Thank you very much, Presiding Officer. I wish to take this opportunity this afternoon to inform Members of my proposals for taking forward reforms to the arrangements for local government elections, including who can vote, how they are registered, how people vote and who can stand for election. My statement today focuses on arrangements for local elections, but I'm aware, Presiding Officer, of the work that you have in hand on reforms to this Assembly and that very much the same arrangements will also apply in the future to Welsh parliamentary elections. Legislative proposals concerning local government elections in Wales will be included in a local government Bill, which I intend to introduce later this year. The proposals are in keeping with the consultation last autumn, the detailed results of which I will be publishing very shortly.

Local democracy is all about participation. We want to boost the numbers registered as electors, make it easier for people to cast their votes and give more people the right to take part. We have seen how in recent years the move to individual registration—which I believe was rushed and underprepared—has led to some groups of people dropping off the register. I intend to counteract that in part by enabling and encouraging electoral registration officers to automatically add people to the register where they are satisfied with the information to hand. That should work particularly well with school students where local authorities already have their details and simply need to transfer these to the ERO. Anyone automatically registered would be added to the edited register, not the one available to marketing organisations, and they would be contacted to confirm their preferences and whether they would be happy to go on the full register or, in the case of anyone whose identity should not be revealed, to become registered anonymously.
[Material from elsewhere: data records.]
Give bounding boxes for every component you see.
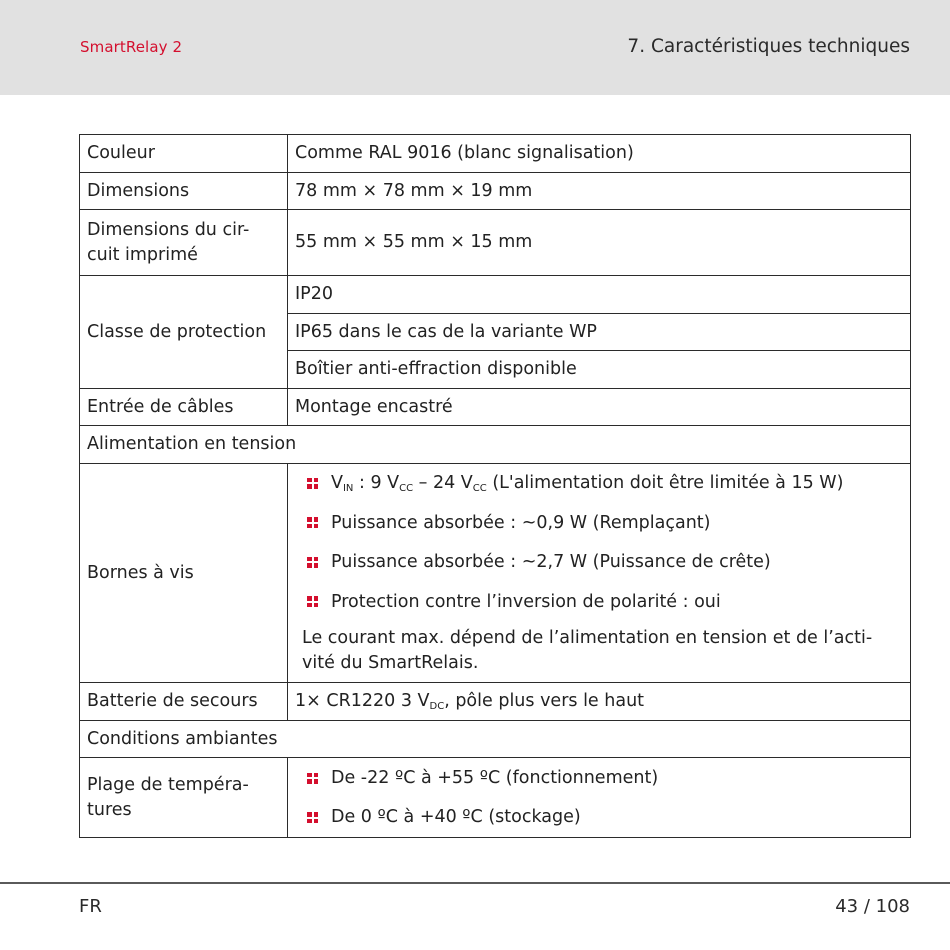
spec-value: 55 mm × 55 mm × 15 mm (288, 210, 911, 276)
section-title: 7. Caractéristiques techniques (627, 36, 910, 57)
spec-label-line: tures (87, 799, 132, 820)
spec-value: Comme RAL 9016 (blanc signalisation) (288, 135, 911, 173)
list-item (295, 798, 903, 838)
page-header (0, 0, 950, 95)
note-line: Le courant max. dépend de l’alimentation en tension et de l’acti- (302, 627, 873, 648)
spec-value (288, 463, 911, 683)
specs-table (79, 134, 911, 838)
table-row (80, 388, 911, 426)
spec-value (288, 758, 911, 838)
list-item-text: De -22 ºC à +55 ºC (fonctionnement) (331, 767, 659, 788)
spec-label-line: Plage de tempéra- (87, 775, 249, 796)
list-item-text: Puissance absorbée : ~2,7 W (Puissance de crête) (331, 552, 771, 572)
spec-label: Couleur (80, 135, 288, 173)
bullet-icon (307, 596, 318, 607)
footer-divider (0, 882, 950, 884)
spec-value: IP20 (288, 276, 911, 314)
bullet-icon (307, 812, 318, 823)
table-row (80, 463, 911, 683)
list-item (295, 582, 903, 622)
note-text (295, 622, 903, 683)
spec-value: IP65 dans le cas de la variante WP (288, 313, 911, 351)
list-item-text: De 0 ºC à +40 ºC (stockage) (331, 807, 581, 828)
spec-label-line: cuit imprimé (87, 244, 198, 265)
spec-label: Bornes à vis (80, 463, 288, 683)
spec-label (80, 210, 288, 276)
bullet-icon (307, 557, 318, 568)
spec-value: Montage encastré (288, 388, 911, 426)
voltage-text: $V_{IN}$ : 9 $V_{CC} - 24$ $V_{CC}$ (L'alimentation doit être limitée à 15 W) (331, 473, 844, 494)
list-item (295, 503, 903, 543)
list-item (295, 543, 903, 583)
table-row (80, 210, 911, 276)
spec-label-line: Dimensions du cir- (87, 220, 250, 240)
bullet-icon (307, 478, 318, 489)
list-item-text: Protection contre l’inversion de polarité : oui (331, 591, 721, 612)
table-row (80, 683, 911, 721)
table-row (80, 426, 911, 464)
bullet-icon (307, 517, 318, 528)
table-row (80, 276, 911, 314)
spec-value: Boîtier anti-effraction disponible (288, 351, 911, 389)
spec-value: 78 mm × 78 mm × 19 mm (288, 172, 911, 210)
table-row (80, 720, 911, 758)
page-number: 43 / 108 (835, 896, 910, 917)
language-code: FR (79, 896, 102, 917)
list-item-text: Puissance absorbée : ~0,9 W (Remplaçant) (331, 512, 711, 533)
table-row (80, 758, 911, 838)
section-header-row: Conditions ambiantes (80, 720, 911, 758)
table-row (80, 172, 911, 210)
spec-label: Classe de protection (80, 276, 288, 389)
spec-value: 1× CR1220 3 $V_{DC}$, pôle plus vers le haut (288, 683, 911, 721)
table-row (80, 135, 911, 173)
note-line: vité du SmartRelais. (302, 652, 479, 673)
spec-label: Batterie de secours (80, 683, 288, 721)
spec-label: Entrée de câbles (80, 388, 288, 426)
list-item (295, 464, 903, 504)
spec-label: Dimensions (80, 172, 288, 210)
bullet-icon (307, 773, 318, 784)
brand-name: SmartRelay 2 (80, 38, 183, 56)
list-item (295, 758, 903, 798)
section-header-row: Alimentation en tension (80, 426, 911, 464)
spec-label (80, 758, 288, 838)
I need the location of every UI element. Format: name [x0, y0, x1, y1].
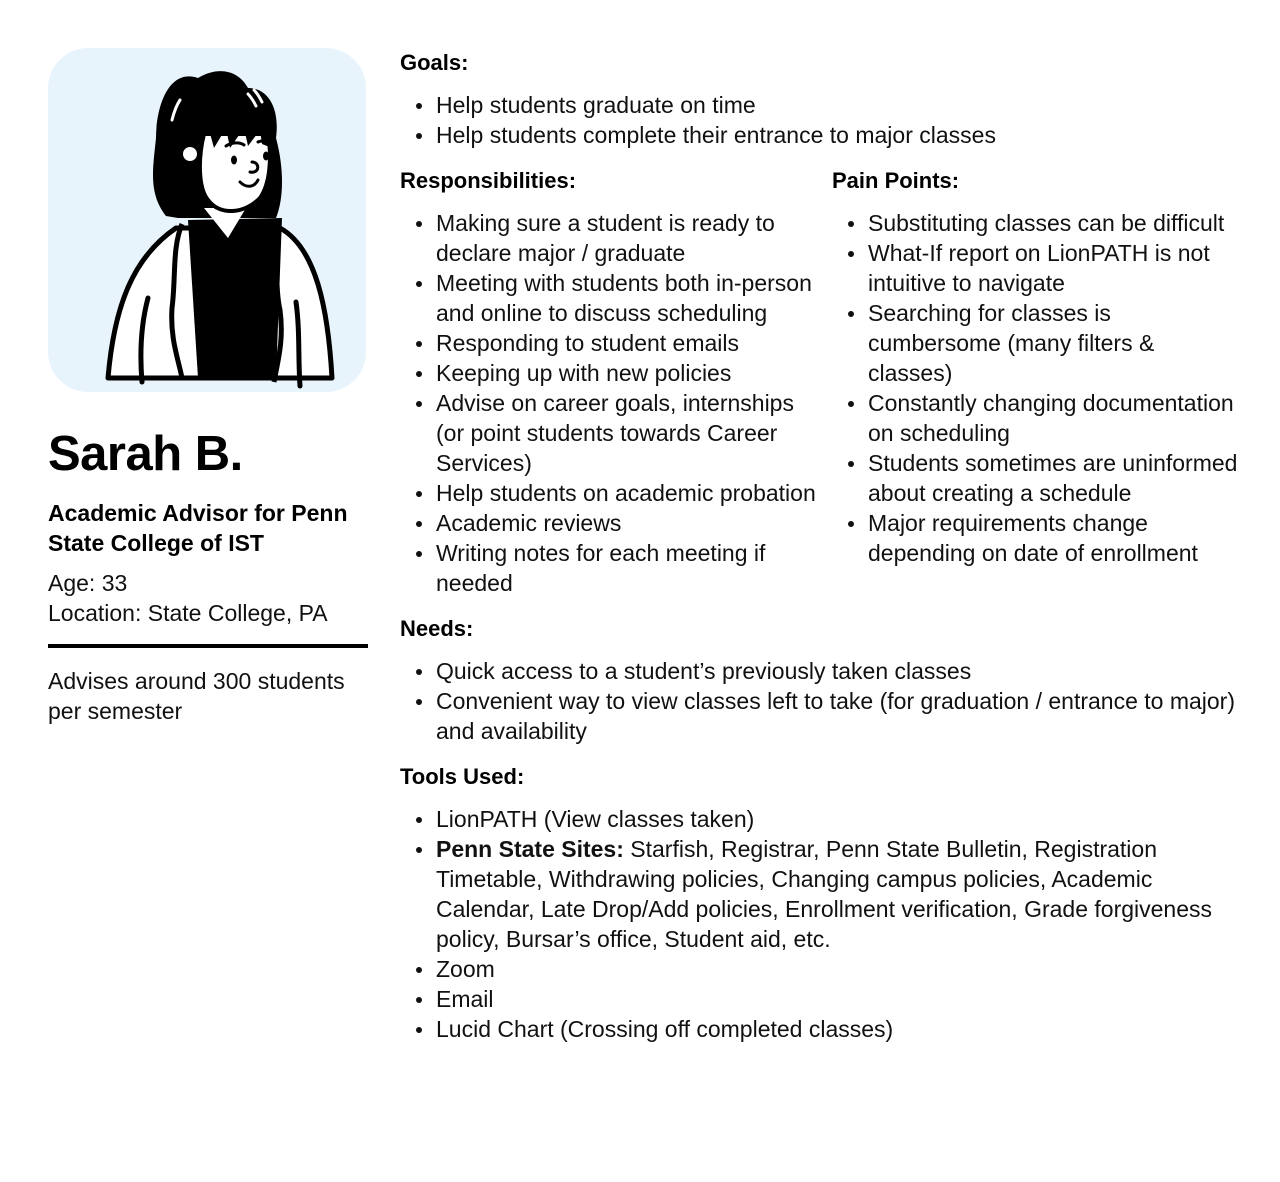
divider [48, 644, 368, 648]
list-item [400, 954, 1240, 984]
list-item: Help students graduate on time [400, 90, 1240, 120]
list-item: Academic reviews [400, 508, 832, 538]
responsibilities-painpoints-row [400, 166, 1240, 598]
list-item: Major requirements change depending on date of enrollment [832, 508, 1240, 568]
persona-details [400, 48, 1240, 1060]
list-item [400, 804, 1240, 834]
list-item: Help students complete their entrance to major classes [400, 120, 1240, 150]
list-item: Writing notes for each meeting if needed [400, 538, 832, 598]
persona-name: Sarah B. [48, 427, 243, 481]
goals-title: Goals: [400, 50, 469, 75]
needs-list [400, 656, 1240, 746]
tool-text: Lucid Chart (Crossing off completed classes) [436, 1016, 894, 1042]
list-item [400, 834, 1240, 954]
responsibilities-list [400, 208, 832, 598]
needs-section [400, 614, 1240, 746]
goals-list [400, 90, 1240, 150]
pain-points-list [832, 208, 1240, 568]
list-item: What-If report on LionPATH is not intuitive to navigate [832, 238, 1240, 298]
list-item: Convenient way to view classes left to take (for graduation / entrance to major) and availability [400, 686, 1240, 746]
tools-section [400, 762, 1240, 1044]
tool-lead: Penn State Sites: [436, 836, 624, 862]
list-item [400, 984, 1240, 1014]
goals-section [400, 48, 1240, 150]
list-item [400, 1014, 1240, 1044]
persona-meta [48, 568, 368, 628]
tools-title: Tools Used: [400, 764, 525, 789]
list-item: Quick access to a student’s previously taken classes [400, 656, 1240, 686]
tool-text: Starfish, Registrar, Penn State Bulletin, Registration Timetable, Withdrawing policies, Changing campus policies, Academic Calendar, Late Drop/Add policies, Enrollment verification, Grade forgiveness policy, Bursar’s office, Student aid, etc. [436, 836, 1213, 952]
list-item: Constantly changing documentation on scheduling [832, 388, 1240, 448]
responsibilities-title: Responsibilities: [400, 168, 577, 193]
list-item: Responding to student emails [400, 328, 832, 358]
woman-avatar-illustration-icon [48, 48, 366, 392]
tool-text: Zoom [436, 956, 495, 982]
persona-role: Academic Advisor for Penn State College of IST [48, 500, 348, 556]
list-item: Making sure a student is ready to declare major / graduate [400, 208, 832, 268]
list-item: Searching for classes is cumbersome (many filters & classes) [832, 298, 1240, 388]
persona-age: Age: 33 [48, 570, 128, 596]
avatar [48, 48, 366, 392]
tool-text: Email [436, 986, 494, 1012]
pain-points-title: Pain Points: [832, 168, 960, 193]
tools-list [400, 804, 1240, 1044]
persona-summary: Advises around 300 students per semester [48, 668, 345, 724]
needs-title: Needs: [400, 616, 474, 641]
list-item: Advise on career goals, internships (or point students towards Career Services) [400, 388, 832, 478]
persona-location: Location: State College, PA [48, 600, 328, 626]
list-item: Substituting classes can be difficult [832, 208, 1240, 238]
persona-profile [48, 48, 368, 726]
list-item: Students sometimes are uninformed about creating a schedule [832, 448, 1240, 508]
responsibilities-section [400, 166, 832, 598]
tool-text: LionPATH (View classes taken) [436, 806, 755, 832]
list-item: Meeting with students both in-person and online to discuss scheduling [400, 268, 832, 328]
list-item: Keeping up with new policies [400, 358, 832, 388]
pain-points-section [832, 166, 1240, 598]
list-item: Help students on academic probation [400, 478, 832, 508]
I also intend to create an all-Wales electronic register, combining the registers held in each county with a common format, making managing the registers more efficient and making easier the process of splitting registers at elections that cross county boundaries.

Voting at elections in this country has been conducted in more or less the same way since the nineteenth century. Most of us go to a polling station and put a cross on a piece of paper using a heavy leaded pencil on a piece of string. Many people like this in fact, because it is a bit of an event, a chance to speak to the neighbours, and, in general, people do trust it. However, Presiding Officer, we also know that it is increasingly at odds with people’s everyday lives, and this is especially true for young people. For this reason, I intend to legislate for pilots at local elections and by-elections that would explore the options of electronic voting and counting, and voting in different places and on different days. The Electoral Commission would need to evaluate any pilot before we moved to make anything permanent and widespread, but time is overdue for making the voting process more modern and more flexible, observing, of course, the need to keep any new system completely secure.